生体膜中のリン脂質には二重結合を有する不飽和脂肪酸がsn-2位に結合しています。炎症や感染など酸化ストレスが起こる状況において 、リン脂質中の不飽和脂肪酸は酸化され、酸化リン脂質を生成します(下図)。酸化リン脂質の蓄積は炎症、動脈硬化、神経変性、老化などさまざまな病態に関与するといわれており、酸化リン脂質は速やかに消去されなければなりません。

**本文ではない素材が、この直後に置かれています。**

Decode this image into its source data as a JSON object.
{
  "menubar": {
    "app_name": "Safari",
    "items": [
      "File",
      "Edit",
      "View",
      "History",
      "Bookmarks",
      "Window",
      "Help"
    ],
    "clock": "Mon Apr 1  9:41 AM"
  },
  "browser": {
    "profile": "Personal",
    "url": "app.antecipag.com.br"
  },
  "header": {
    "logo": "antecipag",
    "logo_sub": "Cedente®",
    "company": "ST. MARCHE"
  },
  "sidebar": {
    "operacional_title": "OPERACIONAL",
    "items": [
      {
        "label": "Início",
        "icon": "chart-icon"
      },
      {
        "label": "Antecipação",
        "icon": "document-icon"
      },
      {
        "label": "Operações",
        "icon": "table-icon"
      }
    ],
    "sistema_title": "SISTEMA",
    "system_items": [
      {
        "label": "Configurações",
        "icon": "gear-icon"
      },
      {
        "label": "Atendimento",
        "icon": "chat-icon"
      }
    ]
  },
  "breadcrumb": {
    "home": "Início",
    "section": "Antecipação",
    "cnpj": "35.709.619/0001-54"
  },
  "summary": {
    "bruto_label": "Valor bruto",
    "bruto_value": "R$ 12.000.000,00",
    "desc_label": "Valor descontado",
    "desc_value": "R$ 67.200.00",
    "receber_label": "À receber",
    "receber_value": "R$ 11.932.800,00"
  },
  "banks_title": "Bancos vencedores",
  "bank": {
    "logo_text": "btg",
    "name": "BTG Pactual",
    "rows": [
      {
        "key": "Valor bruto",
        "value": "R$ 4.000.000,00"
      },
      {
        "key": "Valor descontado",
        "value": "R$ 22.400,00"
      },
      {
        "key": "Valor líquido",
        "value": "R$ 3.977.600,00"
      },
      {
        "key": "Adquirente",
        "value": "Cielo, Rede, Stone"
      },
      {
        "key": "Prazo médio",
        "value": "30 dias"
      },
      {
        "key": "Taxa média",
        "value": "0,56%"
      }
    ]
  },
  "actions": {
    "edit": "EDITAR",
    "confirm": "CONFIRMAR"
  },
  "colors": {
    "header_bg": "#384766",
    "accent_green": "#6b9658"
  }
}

細胞内II型PAFアセチルハイドロラーゼ(PAF-AH (II))は私たちの研究室で精製・クローニングされた酵素で、リン脂質のsn-2位の脂肪酸を加水分解する酵素であるホスホリパーゼA2の一種です。PAF-AH (II)は通常のリン脂質に対しては加水分解活性を持たないのに対し、酸化リン脂質は効率よく加水分解できる非常にユニークな酵素です。

私たちは酸化リン脂質分解酵素であるPAF-AH (II)の生理的機能調べるためにPAF-AH (II)欠損マウスを作製しました。その結果、PAF-AH (II)欠損マウスは酸化ストレスによる一過的な肝障害からの回復過程に異常を来たし、回復が遅延することがわかりました。またPAF-AH (II)欠損マウスでは酸化ストレス時に酸化リン脂質が顕著に蓄積していることもわかりました。

今回の結果からPAF-AH (II)は生体内において、酸化リン脂質を消去することにより、酸化ストレスによる組織障害に対して防御的に機能していることがわかりました。今後はこのPAF-AH (II)欠損マウスを用いた研究から、酸化リン脂質の生体における影響・機能がさらに解明されることが期待されます。